Poetry in Science
Why are the Earth and Moon falling out? Find out by listening to The Battle of the Bulge
“Rhyming verse allows us to state the obvious without seeming foolish” says Celia Berrell. “This science resource creates comparisons between known and unknown ideas, giving it the freedom to be bizarre, amusing and memorable. There is a sense of security and familiarity in the framework of rhymes. Some children can think ahead and anticipate the identity of the next rhyming word, allowing the poetry to hold its audience on a variety of levels. Each verse breaks the information into small steps – and sometimes the rhymes provide mnemonics to aid memory.”

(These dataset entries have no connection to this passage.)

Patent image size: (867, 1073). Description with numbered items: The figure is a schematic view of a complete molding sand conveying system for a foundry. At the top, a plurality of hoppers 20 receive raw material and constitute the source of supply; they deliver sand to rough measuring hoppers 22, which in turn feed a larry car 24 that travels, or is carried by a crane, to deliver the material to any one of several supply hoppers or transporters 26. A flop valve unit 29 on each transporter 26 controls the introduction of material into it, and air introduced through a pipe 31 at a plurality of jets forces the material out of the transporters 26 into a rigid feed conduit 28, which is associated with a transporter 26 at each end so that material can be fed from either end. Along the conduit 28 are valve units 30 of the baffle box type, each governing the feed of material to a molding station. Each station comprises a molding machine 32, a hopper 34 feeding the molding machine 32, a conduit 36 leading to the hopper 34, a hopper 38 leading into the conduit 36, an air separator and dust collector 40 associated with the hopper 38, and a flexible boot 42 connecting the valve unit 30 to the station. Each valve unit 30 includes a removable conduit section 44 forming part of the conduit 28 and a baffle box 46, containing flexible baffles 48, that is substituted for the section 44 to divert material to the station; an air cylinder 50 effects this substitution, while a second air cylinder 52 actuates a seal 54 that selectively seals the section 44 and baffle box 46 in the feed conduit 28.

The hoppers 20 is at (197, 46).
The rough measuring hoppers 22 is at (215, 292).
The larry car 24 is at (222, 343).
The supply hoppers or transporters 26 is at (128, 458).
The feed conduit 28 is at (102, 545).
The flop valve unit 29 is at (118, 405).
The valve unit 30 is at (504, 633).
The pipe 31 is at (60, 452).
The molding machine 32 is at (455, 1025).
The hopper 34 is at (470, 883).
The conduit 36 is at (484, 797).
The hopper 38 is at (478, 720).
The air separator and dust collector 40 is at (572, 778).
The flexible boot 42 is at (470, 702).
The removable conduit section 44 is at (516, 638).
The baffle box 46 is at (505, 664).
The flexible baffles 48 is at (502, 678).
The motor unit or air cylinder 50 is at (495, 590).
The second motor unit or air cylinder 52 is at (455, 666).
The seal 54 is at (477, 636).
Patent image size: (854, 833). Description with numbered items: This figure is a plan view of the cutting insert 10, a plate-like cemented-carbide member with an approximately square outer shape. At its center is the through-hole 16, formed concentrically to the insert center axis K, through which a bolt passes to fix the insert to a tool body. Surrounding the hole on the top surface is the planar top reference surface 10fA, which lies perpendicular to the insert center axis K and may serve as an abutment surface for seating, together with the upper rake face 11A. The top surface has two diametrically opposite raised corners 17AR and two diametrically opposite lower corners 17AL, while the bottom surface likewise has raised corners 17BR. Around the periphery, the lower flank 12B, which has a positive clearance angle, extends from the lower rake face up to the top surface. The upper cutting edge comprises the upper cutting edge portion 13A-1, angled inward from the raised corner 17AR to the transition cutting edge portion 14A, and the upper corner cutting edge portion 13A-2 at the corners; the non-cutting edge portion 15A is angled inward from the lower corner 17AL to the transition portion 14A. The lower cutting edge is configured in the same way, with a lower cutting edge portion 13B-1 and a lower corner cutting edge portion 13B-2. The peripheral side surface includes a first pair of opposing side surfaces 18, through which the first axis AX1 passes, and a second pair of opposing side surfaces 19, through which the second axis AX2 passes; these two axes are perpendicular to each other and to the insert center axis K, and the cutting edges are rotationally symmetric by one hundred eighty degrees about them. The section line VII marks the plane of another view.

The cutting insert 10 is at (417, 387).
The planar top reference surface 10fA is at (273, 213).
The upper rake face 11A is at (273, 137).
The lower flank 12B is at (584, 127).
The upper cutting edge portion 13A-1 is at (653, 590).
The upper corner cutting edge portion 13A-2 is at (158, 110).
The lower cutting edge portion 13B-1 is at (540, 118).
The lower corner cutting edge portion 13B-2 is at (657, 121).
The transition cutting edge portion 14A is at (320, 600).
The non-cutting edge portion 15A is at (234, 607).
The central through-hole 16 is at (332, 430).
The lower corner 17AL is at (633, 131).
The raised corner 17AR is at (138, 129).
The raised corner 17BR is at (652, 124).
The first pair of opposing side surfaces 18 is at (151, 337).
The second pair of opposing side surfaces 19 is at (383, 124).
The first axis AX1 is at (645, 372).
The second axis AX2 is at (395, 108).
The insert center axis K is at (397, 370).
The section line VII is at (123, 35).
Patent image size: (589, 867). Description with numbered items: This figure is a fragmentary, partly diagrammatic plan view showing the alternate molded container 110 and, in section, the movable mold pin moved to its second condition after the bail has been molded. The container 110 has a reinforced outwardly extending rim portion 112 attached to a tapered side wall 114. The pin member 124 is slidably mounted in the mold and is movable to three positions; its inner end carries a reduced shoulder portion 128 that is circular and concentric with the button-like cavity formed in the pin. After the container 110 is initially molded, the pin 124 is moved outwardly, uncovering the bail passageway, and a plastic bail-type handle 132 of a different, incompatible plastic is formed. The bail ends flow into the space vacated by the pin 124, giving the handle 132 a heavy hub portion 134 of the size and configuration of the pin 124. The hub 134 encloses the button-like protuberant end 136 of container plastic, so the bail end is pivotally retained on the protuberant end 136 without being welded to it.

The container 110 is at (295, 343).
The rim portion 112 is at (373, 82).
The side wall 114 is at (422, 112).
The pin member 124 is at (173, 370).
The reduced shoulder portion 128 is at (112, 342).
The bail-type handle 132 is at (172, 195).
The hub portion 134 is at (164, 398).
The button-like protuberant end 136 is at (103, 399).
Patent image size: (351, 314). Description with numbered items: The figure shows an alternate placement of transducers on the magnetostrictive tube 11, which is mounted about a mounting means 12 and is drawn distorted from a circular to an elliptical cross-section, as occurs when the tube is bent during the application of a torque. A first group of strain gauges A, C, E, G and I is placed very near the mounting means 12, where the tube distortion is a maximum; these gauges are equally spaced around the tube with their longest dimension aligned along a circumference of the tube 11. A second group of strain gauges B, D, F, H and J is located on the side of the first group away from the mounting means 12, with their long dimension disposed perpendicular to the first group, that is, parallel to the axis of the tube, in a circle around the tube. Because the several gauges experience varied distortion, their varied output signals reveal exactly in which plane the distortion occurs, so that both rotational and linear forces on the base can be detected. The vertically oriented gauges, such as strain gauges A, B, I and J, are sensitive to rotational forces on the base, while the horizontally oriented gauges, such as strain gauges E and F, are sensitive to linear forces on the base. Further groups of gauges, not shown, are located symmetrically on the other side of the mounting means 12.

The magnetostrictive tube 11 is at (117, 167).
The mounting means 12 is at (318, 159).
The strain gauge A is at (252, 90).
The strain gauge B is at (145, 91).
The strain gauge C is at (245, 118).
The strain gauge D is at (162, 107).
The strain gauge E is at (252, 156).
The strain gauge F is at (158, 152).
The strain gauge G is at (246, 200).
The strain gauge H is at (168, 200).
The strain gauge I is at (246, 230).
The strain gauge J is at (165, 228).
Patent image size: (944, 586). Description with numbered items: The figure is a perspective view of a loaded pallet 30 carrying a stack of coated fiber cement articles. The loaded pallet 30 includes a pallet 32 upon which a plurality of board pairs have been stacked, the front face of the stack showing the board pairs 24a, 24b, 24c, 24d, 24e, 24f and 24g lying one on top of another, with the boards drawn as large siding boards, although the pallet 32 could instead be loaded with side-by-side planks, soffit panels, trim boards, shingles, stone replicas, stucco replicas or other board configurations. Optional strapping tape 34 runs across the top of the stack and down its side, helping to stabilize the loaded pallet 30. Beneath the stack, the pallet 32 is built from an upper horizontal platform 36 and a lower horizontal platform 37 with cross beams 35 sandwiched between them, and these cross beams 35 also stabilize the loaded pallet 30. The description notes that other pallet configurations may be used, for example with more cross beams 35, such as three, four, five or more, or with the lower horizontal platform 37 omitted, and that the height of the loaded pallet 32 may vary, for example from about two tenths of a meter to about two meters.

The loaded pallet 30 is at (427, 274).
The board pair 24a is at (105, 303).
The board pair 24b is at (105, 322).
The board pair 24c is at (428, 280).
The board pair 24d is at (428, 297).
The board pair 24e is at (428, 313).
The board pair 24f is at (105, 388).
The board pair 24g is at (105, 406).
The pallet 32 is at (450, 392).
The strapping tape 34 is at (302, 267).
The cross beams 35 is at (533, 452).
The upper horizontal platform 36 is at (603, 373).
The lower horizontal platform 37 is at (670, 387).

The use of a tabulation format at the start of each poem acts as a speedy point of reference to aid in locating a specific topic. There are tables listing all poem titles within each series, along with key concepts/words and the specific curricula module it relates to. These will be made available for direct download as this site becomes established.
Once a primary school teacher herself, the author understands the need for quick and accessible resources for teachers who go the extra distance to make their lesson topics as interesting as possible.
|Springing To Action||Energy and change||Forces|
|Forces and their effects||Springs; flexibility; energy|
Click to listen to Springing To Action
Springing To Action by Celia Berrell
Sprrr-ing is such an active word.
You can hear it gathering up its force.
Ready to burst out a kind of ping.
Releasing its energy on a course.
It’s the name we give to the season when
all living things gear up to abound.
We use it to label a water source
that’s pushing its way through the spongy ground.
It’s also the name we give a device
that bends and moves but will not crack.
It’s often metallic and flexible.
If it’s pushed or pulled, it does the same back.
A spring isn’t always a coiled-up wire.
It could be a curve or a V-shaped bend.
Like a bow that shoots arrows through the air
or a pair of tweezers with open ends.
A spring can be made from a plastic mould.
a blister or mound or a curvy dome.
They’re hidden in keyboards for typing things
or used on the pad of a mobile phone.
A pen you can click, a used paper-clip.
A clock that goes tick, a peg you can grip.
A doorknob that twists. A bike bell that rings.
It’s likely they’ve all got some kind of Sprrr-ing!